Iron, one of earth’s most abundant elements, plays a paradoxical role in biology.  On the one hand, iron is an essential element for nearly all of life, but on the other hand it is universally toxic. Iron is necessary in our cells because it helps with electron shuttling, which is essential to produce ATP, the universal “fuel” for all life. Not surprisingly, the toxicity of iron is also coupled to this electron shuttling.  In the presence of oxygen, ferrous iron (Fe2+) readily generates reactive oxygen species (ROS) that cause oxidative stress, which is dangerous to the cell. A research group under the direction of TBI scientist Trevor Douglas, in collaboration with TBI’s Mark Young, has recently identified, isolated, and characterized an antioxidant protein from the thermoacidophilic archaeon, Sulfolobus solfataricus (SsDPSL). This protein manages the “iron paradox” by using the electron shuttling properties of iron to benefit the cell while also protecting the cell from oxidative stress. Their results were featured on the cover of the Proceedings of the National Academy of Sciences.

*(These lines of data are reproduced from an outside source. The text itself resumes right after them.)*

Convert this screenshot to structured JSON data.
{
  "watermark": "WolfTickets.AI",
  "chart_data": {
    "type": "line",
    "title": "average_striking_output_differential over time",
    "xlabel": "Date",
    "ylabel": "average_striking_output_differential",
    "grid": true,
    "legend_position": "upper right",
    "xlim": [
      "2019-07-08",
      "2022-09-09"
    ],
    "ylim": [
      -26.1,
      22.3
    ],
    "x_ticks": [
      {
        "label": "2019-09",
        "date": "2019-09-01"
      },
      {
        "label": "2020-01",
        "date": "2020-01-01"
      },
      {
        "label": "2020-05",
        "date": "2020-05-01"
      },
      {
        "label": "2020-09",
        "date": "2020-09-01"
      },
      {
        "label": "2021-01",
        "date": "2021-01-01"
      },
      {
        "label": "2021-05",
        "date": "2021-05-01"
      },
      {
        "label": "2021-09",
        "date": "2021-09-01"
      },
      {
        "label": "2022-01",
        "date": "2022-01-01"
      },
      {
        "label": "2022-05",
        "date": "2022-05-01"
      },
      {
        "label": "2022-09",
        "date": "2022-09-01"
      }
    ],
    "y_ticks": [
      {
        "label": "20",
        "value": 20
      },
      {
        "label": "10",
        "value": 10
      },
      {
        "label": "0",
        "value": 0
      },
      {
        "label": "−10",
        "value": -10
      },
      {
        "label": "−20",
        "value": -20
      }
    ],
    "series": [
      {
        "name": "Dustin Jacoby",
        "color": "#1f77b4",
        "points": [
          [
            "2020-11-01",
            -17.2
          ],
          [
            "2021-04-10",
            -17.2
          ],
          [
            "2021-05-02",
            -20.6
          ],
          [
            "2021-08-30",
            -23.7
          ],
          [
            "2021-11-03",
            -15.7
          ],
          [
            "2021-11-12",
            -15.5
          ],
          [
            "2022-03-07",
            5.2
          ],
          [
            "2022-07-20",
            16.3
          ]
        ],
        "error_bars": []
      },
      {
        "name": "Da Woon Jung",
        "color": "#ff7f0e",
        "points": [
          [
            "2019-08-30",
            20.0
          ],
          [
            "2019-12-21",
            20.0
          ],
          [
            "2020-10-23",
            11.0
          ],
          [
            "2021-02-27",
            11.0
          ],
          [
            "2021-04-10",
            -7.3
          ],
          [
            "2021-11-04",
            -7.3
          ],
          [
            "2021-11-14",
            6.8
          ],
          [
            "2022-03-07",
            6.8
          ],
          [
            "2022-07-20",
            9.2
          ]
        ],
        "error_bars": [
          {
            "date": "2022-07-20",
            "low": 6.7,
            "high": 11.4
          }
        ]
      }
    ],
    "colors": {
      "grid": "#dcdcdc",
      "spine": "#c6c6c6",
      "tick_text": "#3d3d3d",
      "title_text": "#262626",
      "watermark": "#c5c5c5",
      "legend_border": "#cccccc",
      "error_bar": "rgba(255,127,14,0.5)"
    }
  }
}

Biochemical characterization indicated that this paradox-solving protein was both structurally and functionally related to a previously characterized class of DNA binding proteins isolated from nutrient starved cells. Although biochemically similar to previously described DPS proteins, further analysis of this sequence revealed a new monophyletic subclass of proteins that are related but not identical to previously characterized DPS proteins.  Based on structural and functional similarities between this Sulfolobus protein and previously described DPS proteins, this new sub-class of proteins was named  “Dps-like” (DPSL).   While the phylogenetic distinction between these proteins subclasses is well supported, Douglas has established a collaboration with TBI structural biologist Dr. Martin Lawrence in an effort to identify the structural distinctions between DPS proteins and their relatives, DPSL proteins. 

Looking forward, the Douglas team has used the ssdpsl gene, which codes for the DPSL protein, as an indicator of oxidative stress in Sulfolobus and have assembled an international team, which includes local collaborators, Drs. Bothner, Lawrence and Young from the Thermal Biology Institute, to study the cellular response of Sulfolobus to oxidative and other stresses.

These findings were featured on the cover of the July 2005 issue of PNAS.